Changes in food service
For students in the kindergarten through the fifth grade, Richards said breakfast and lunch will be eaten in classrooms or in the cafeteria with reduced capacities.
Sanitizer for hand washing will be available before and after each meal.
In the middle and high schools, grades six through 12, two extra lunch periods have been added to reduce the number of students in the cafeteria for meals.
“For our older students, multiple separate lunch periods may be created and alternate locations, such as an outdoor environment or large indoor spaces, like the gym, may be used for lunches with supervision,” Richards said.
“This is an area we’re monitoring very closely. We want for our students to have healthy meals every day. At the same time, we want to keep them as safe as we can.”
In the school’s classrooms, Richards said multiple social-distancing strategies will be implemented, based on the feasibility of the unique space and needs of each building.

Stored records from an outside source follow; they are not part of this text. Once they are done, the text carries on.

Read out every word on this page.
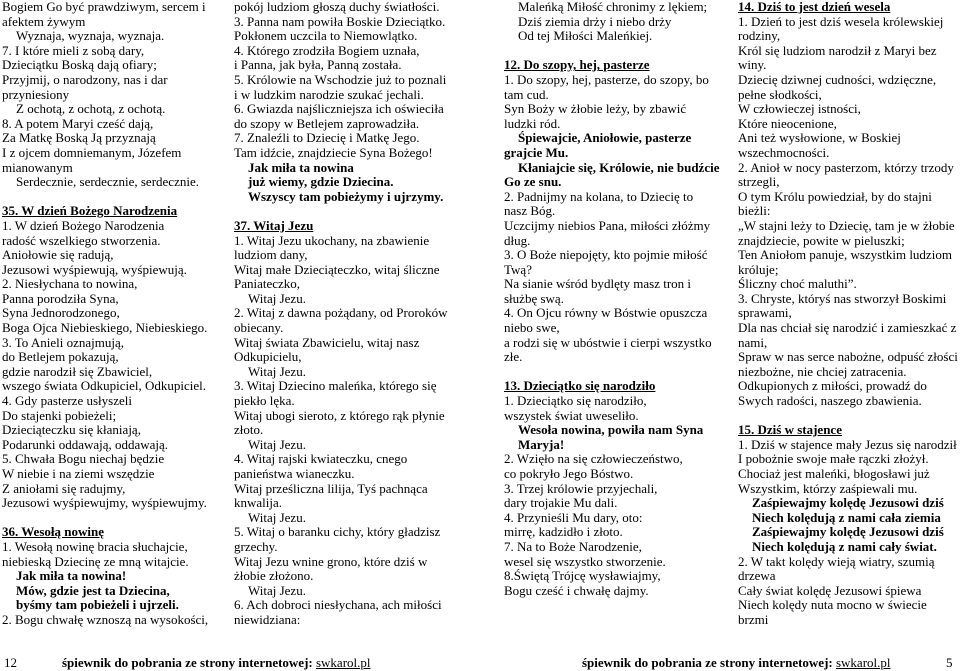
Bogiem Go być prawdziwym, sercem i
afektem żywym
Wyznaja, wyznaja, wyznaja.
7. I które mieli z sobą dary,
Dzieciątku Boską dają ofiary;
Przyjmij, o narodzony, nas i dar
przyniesiony
Z ochotą, z ochotą, z ochotą.
8. A potem Maryi cześć dają,
Za Matkę Boską Ją przyznają
I z ojcem domniemanym, Józefem
mianowanym
Serdecznie, serdecznie, serdecznie.
35. W dzień Bożego Narodzenia
1. W dzień Bożego Narodzenia
radość wszelkiego stworzenia.
Aniołowie się radują,
Jezusowi wyśpiewują, wyśpiewują.
2. Niesłychana to nowina,
Panna porodziła Syna,
Syna Jednorodzonego,
Boga Ojca Niebieskiego, Niebieskiego.
3. To Anieli oznajmują,
do Betlejem pokazują,
gdzie narodził się Zbawiciel,
wszego świata Odkupiciel, Odkupiciel.
4. Gdy pasterze usłyszeli
Do stajenki pobieżeli;
Dzieciąteczku się kłaniają,
Podarunki oddawają, oddawają.
5. Chwała Bogu niechaj będzie
W niebie i na ziemi wszędzie
Z aniołami się radujmy,
Jezusowi wyśpiewujmy, wyśpiewujmy.
36. Wesołą nowinę
1. Wesołą nowinę bracia słuchajcie,
niebieską Dziecinę ze mną witajcie.
Jak miła ta nowina!
Mów, gdzie jest ta Dziecina,
byśmy tam pobieżeli i ujrzeli.
2. Bogu chwałę wznoszą na wysokości,
pokój ludziom głoszą duchy światłości.
3. Panna nam powiła Boskie Dzieciątko.
Pokłonem uczcila to Niemowlątko.
4. Którego zrodziła Bogiem uznała,
i Panna, jak była, Panną została.
5. Królowie na Wschodzie już to poznali
i w ludzkim narodzie szukać jechali.
6. Gwiazda najśliczniejsza ich oświeciła
do szopy w Betlejem zaprowadziła.
7. Znaleźli to Dziecię i Matkę Jego.
Tam idźcie, znajdziecie Syna Bożego!
Jak miła ta nowina
już wiemy, gdzie Dziecina.
Wszyscy tam pobieżymy i ujrzymy.
37. Witaj Jezu
1. Witaj Jezu ukochany, na zbawienie
ludziom dany,
Witaj małe Dzieciąteczko, witaj śliczne
Paniateczko,
Witaj Jezu.
2. Witaj z dawna pożądany, od Proroków
obiecany.
Witaj świata Zbawicielu, witaj nasz
Odkupicielu,
Witaj Jezu.
3. Witaj Dziecino maleńka, którego się
piekło lęka.
Witaj ubogi sieroto, z którego rąk płynie
złoto.
Witaj Jezu.
4. Witaj rajski kwiateczku, cnego
panieństwa wianeczku.
Witaj prześliczna lilija, Tyś pachnąca
knwalija.
Witaj Jezu.
5. Witaj o baranku cichy, który gładzisz
grzechy.
Witaj Jezu wnine grono, które dziś w
żłobie złożono.
Witaj Jezu.
6. Ach dobroci niesłychana, ach miłości
niewidziana:
Maleńką Miłość chronimy z lękiem;
Dziś ziemia drży i niebo drży
Od tej Miłości Maleńkiej.
12. Do szopy, hej, pasterze
1. Do szopy, hej, pasterze, do szopy, bo
tam cud.
Syn Boży w żłobie leży, by zbawić
ludzki ród.
Śpiewajcie, Aniołowie, pasterze
grajcie Mu.
Kłaniajcie się, Królowie, nie budźcie
Go ze snu.
2. Padnijmy na kolana, to Dziecię to
nasz Bóg.
Uczcijmy niebios Pana, miłości złóżmy
dług.
3. O Boże niepojęty, kto pojmie miłość
Twą?
Na sianie wśród bydlęty masz tron i
służbę swą.
4. On Ojcu równy w Bóstwie opuszcza
niebo swe,
a rodzi się w ubóstwie i cierpi wszystko
złe.
13. Dzieciątko się narodziło
1. Dzieciątko się narodziło,
wszystek świat uweseliło.
Wesoła nowina, powiła nam Syna
Maryja!
2. Wzięło na się człowieczeństwo,
co pokryło Jego Bóstwo.
3. Trzej królowie przyjechali,
dary trojakie Mu dali.
4. Przynieśli Mu dary, oto:
mirrę, kadzidło i złoto.
7. Na to Boże Narodzenie,
wesel się wszystko stworzenie.
8.Świętą Trójcę wysławiajmy,
Bogu cześć i chwałę dajmy.
14. Dziś to jest dzień wesela
1. Dzień to jest dziś wesela królewskiej
rodziny,
Król się ludziom narodził z Maryi bez
winy.
Dziecię dziwnej cudności, wdzięczne,
pełne słodkości,
W człowieczej istności,
Które nieocenione,
Ani też wysłowione, w Boskiej
wszechmocności.
2. Anioł w nocy pasterzom, którzy trzody
strzegli,
O tym Królu powiedział, by do stajni
bieżli:
„W stajni leży to Dziecię, tam je w żłobie
znajdziecie, powite w pieluszki;
Ten Aniołom panuje, wszystkim ludziom
króluje;
Śliczny choć maluthi”.
3. Chryste, któryś nas stworzył Boskimi
sprawami,
Dla nas chciał się narodzić i zamieszkać z
nami,
Spraw w nas serce nabożne, odpuść złości
niezbożne, nie chciej zatracenia.
Odkupionych z miłości, prowadź do
Swych radości, naszego zbawienia.
15. Dziś w stajence
1. Dziś w stajence mały Jezus się narodził
I pobożnie swoje małe rączki złożył.
Chociaż jest maleńki, błogosławi już
Wszystkim, którzy zaśpiewali mu.
Zaśpiewajmy kolędę Jezusowi dziś
Niech kolędują z nami cała ziemia
Zaśpiewajmy kolędę Jezusowi dziś
Niech kolędują z nami cały świat.
2. W takt kolędy wieją wiatry, szumią
drzewa
Cały świat kolędę Jezusowi śpiewa
Niech kolędy nuta mocno w świecie
brzmi
12	śpiewnik do pobrania ze strony internetowej: swkarol.pl	śpiewnik do pobrania ze strony internetowej: swkarol.pl	5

“Students will be spaced as far apart as possible,” he said.
“Six feet apart is best, as we know. When that’s not possible, we will ensure a minimum of 3 feet between students.”
And when on the playgrounds, elementary students again will be monitored for social distancing.
“We will require hand washing with sanitizer upon the students’ entry back into the building,” Richards said.
“The hard surfaces of our frequently used playground equipment will be cleaned routinely.”
Finally, regarding personal-protective equipment, he said the use of personal facemasks will be allowed for students.
Each student will receive two washable facemasks from Webster County.
In addition, the school district will provide two facemasks to each employee.
A water bottle also will be provided to each student as the school’s water fountains will be limited in use for only filling up bottles.
As of Monday, Richards said the Seymour R-II School District plans to continue with all of its extracurricular activities, ranging from clubs to sports.
“The only change or modification as of now has been with the band,” he said. “We still have band, although the comptitions for our marching band have been canceled.”
He said middle- and high-school sports are planned.
For the high school, there will be baseball, softball, cross country and girls’ golf.
For the middle school, there will be cross country, boys’ and girls’ basketball.
“We have full intentions to live stream all sporting events for the middle and high schools,” Richards explained. “The reason for that is so those with health concerns can watch the games live without having to attend.”
Only cross country and girls’ golf won’t be live-streamed.
He added that there may be some places where fans are required to wear a mask.
“For example, if our basketball teams play at Springfield Greenwood, then those fans who attend will have to wear a mask as Springfield has a masking mandate for the entire city as of now,” Richards said. “It’s a good idea for people who travel with our teams to know that in advance.”
The district has a 10-page guide, titled “Seymour Schools COVID-19 2020-21 Plan,” which will be given to all students on the first day of classes.
Parents or guardians who want a copy of the guide can get one at any time from the school’s administration building, located on Business 60 (East Clinton Avenue).